Um lado desconhecido, porém, de quem não convivia de perto com Candido, é o de sua intimidade. Sua fala íntima é desnudada em O avô na sala de estar: a prosa leve de Antonio Candido, documentário de média metragem dirigido por Marcelo Machado e Fabiana Werneck a partir do material coletado por Maria Clara Vergueiro, neta do intelectual, durante tardes de almoço em seu apartamento. Produzido pelo Sesc São Paulo, o doc estreia no dia 8/11, às 22h, no Sesc TV.
A partir de 9/11 fica disponível gratuitamente na mesma plataforma, bem como no Sesc Digital, como parte da programação Cinema em Casa.
Para mostrar um lado de Candido ao qual seus leitores não tinham acesso, o filme parte do macro, com seu apartamento cheio de fotos, livros e histórias, para chegar ao micro: os detalhes de afeto, as memórias mais longínquas, os olhos marejados.
Candido compartilha com a neta, e conosco, suas lembranças de infância e juventude, a história de amor de uma vida, o afeto e cuidado que nutria e dedicava aos seus, além de suas contradições. Tudo isso permeado pelo seu humor bastante sincero e direto.
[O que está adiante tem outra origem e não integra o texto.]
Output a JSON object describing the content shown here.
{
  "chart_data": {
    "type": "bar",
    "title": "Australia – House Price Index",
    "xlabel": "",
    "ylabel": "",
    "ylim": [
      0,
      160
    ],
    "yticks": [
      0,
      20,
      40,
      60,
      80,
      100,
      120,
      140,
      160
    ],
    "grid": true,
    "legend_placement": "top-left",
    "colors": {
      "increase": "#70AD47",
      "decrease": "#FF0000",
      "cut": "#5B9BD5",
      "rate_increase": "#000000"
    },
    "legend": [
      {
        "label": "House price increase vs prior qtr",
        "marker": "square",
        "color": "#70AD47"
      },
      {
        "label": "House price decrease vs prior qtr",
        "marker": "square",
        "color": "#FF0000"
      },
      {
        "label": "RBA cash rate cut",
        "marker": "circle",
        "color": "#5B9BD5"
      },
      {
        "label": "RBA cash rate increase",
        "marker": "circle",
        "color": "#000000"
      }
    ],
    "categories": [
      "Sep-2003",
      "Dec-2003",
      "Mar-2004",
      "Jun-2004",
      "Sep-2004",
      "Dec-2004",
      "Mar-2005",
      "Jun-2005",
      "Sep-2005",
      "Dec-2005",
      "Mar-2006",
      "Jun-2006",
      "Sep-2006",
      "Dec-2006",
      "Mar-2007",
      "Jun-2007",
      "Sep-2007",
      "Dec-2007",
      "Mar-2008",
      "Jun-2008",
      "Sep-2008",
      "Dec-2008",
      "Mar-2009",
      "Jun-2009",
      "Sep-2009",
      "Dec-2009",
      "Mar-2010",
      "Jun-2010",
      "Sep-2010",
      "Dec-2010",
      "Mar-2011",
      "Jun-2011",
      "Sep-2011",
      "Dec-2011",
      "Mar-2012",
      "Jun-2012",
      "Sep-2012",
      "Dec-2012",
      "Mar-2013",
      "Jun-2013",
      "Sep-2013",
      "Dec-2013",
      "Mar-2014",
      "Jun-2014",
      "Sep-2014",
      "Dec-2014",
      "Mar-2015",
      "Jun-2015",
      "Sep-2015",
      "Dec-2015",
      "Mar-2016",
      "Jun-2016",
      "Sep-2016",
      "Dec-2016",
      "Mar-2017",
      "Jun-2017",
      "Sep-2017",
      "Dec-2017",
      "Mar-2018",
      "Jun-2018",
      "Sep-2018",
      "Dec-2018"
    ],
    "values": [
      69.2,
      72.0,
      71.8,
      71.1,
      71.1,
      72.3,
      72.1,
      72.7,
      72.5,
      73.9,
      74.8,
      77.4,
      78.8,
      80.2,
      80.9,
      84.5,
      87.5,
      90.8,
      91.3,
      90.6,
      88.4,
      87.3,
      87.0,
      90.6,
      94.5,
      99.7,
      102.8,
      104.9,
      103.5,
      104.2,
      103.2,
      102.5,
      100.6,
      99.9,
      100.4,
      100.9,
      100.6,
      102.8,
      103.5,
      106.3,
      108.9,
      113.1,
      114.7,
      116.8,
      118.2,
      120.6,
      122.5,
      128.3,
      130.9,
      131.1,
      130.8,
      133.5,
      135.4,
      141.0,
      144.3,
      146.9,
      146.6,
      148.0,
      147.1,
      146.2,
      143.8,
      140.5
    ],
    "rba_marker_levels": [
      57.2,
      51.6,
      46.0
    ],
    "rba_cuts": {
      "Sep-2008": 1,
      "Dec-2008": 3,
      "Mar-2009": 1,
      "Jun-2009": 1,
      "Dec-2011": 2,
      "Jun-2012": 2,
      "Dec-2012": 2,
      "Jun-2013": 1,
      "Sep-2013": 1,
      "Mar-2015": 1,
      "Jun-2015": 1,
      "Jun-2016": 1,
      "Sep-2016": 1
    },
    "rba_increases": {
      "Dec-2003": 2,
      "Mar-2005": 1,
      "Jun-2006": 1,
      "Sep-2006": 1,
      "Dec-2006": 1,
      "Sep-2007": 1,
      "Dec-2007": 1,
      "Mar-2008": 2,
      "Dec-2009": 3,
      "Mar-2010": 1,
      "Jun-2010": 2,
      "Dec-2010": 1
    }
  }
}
Segundo Marcelo Machado, um dos diretores do filme, o material coletado por Maria Clara se impôs: “Nunca havíamos feito um trabalho onde os caminhos ficavam tão claros desde o início. Preservar a intimidade e o caráter afetivo da conversa era o desafio, ou seja, as gravações pediam a menor interferência possível”.
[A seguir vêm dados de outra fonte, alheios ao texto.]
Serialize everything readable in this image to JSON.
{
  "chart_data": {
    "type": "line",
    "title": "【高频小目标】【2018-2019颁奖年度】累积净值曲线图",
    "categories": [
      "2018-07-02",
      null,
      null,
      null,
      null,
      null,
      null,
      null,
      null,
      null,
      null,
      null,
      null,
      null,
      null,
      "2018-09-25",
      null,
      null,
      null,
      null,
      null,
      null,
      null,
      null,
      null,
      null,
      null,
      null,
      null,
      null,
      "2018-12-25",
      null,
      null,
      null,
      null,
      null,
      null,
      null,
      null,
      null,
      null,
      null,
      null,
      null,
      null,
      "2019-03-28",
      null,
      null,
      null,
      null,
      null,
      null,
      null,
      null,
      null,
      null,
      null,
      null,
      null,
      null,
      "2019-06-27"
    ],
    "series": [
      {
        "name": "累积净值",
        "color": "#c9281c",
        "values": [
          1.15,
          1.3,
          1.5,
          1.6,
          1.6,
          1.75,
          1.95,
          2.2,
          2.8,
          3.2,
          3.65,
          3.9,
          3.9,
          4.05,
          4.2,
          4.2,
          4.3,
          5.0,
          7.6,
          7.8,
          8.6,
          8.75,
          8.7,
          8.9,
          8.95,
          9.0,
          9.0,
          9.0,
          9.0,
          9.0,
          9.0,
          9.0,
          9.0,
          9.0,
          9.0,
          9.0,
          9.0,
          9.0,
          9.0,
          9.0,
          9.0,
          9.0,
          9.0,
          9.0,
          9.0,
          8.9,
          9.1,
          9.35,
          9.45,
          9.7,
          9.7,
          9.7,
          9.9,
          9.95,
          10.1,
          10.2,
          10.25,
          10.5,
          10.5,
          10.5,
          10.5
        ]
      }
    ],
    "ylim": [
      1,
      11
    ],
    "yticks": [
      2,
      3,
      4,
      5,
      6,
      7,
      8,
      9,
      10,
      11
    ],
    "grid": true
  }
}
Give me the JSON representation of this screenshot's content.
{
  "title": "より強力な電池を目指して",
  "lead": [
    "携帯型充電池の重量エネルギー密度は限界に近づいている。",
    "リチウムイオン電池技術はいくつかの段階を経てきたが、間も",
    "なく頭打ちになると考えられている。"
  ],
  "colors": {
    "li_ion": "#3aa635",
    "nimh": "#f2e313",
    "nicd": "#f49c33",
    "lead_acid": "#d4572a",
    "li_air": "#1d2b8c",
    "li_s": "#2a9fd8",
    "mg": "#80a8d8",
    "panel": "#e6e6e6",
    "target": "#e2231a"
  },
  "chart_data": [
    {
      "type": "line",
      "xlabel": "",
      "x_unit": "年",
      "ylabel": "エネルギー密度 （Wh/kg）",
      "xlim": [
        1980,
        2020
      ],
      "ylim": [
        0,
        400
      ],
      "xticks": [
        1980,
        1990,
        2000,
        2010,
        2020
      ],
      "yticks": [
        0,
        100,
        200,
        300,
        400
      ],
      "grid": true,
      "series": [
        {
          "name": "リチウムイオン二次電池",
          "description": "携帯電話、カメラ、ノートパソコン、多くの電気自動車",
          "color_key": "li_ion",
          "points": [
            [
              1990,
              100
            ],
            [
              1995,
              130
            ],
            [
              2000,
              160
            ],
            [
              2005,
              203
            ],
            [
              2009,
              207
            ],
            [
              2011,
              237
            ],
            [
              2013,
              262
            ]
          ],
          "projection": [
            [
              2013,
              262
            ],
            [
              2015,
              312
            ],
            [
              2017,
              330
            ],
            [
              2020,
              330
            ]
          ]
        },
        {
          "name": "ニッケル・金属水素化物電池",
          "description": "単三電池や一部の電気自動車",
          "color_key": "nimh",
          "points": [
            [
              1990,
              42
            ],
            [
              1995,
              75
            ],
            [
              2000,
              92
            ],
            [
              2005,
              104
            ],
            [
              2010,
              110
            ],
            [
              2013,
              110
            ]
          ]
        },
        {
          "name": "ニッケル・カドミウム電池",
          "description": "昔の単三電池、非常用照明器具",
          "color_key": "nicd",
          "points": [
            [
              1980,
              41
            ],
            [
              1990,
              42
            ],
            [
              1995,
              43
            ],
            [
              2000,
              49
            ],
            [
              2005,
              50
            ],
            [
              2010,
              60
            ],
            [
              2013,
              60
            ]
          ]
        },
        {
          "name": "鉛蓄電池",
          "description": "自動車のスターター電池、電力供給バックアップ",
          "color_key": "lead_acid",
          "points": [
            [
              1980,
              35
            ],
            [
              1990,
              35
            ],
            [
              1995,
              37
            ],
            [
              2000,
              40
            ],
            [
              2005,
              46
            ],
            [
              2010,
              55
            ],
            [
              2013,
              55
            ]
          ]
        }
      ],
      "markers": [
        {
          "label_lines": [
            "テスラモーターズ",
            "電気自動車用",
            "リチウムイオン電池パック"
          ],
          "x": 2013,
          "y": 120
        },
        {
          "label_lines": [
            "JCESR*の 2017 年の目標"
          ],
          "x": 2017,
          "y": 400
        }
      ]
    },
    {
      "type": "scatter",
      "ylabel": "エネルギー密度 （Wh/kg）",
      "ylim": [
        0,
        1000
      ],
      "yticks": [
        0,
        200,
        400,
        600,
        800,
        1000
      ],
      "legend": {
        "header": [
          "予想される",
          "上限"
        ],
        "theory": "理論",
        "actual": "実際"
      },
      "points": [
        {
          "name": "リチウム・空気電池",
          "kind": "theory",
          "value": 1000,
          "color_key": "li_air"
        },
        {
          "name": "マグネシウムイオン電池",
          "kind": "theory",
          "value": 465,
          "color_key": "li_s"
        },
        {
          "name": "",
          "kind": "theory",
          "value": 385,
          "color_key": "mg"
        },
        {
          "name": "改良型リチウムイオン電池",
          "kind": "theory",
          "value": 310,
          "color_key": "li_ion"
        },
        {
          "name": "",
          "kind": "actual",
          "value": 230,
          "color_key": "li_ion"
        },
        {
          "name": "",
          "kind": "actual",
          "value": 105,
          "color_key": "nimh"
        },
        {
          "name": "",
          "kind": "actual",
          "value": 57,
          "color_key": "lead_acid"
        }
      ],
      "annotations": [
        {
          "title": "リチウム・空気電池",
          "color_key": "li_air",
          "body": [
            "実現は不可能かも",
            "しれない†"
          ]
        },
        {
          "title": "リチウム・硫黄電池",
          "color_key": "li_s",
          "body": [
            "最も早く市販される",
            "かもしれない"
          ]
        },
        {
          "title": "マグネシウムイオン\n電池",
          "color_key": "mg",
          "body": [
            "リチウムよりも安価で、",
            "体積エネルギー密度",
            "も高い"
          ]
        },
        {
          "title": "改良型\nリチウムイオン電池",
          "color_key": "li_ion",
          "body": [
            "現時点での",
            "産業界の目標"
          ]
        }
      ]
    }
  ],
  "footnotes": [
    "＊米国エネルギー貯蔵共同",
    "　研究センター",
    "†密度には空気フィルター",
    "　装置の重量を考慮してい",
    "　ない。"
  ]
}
As conversas entre Maria Clara Vergueiro e Antonio Candido foram todas registradas ao longo de quatro almoços no apartamento do avô. À época, sem pretensão de que virasse um filme, o intuito era guardar uma memória. “A preocupação era registrar as histórias familiares e o jeito de ser dele na intimidade, para preservar essas informações e memórias, mas também numa tentativa de mantê-lo eternamente vivo no nosso núcleo familiar”, conta Maria Clara.
Para ela, o filme também vai além da figura dos dois e toca no simbólico do amor puro que existe na relação entre um avô e uma neta, sendo um vínculo que “promove uma troca ‘intramundos’, onde os avós apresentam uma infinidade de referências fascinantes do passado e os netos respondem com as expressões vivas do mundo presente”, completa.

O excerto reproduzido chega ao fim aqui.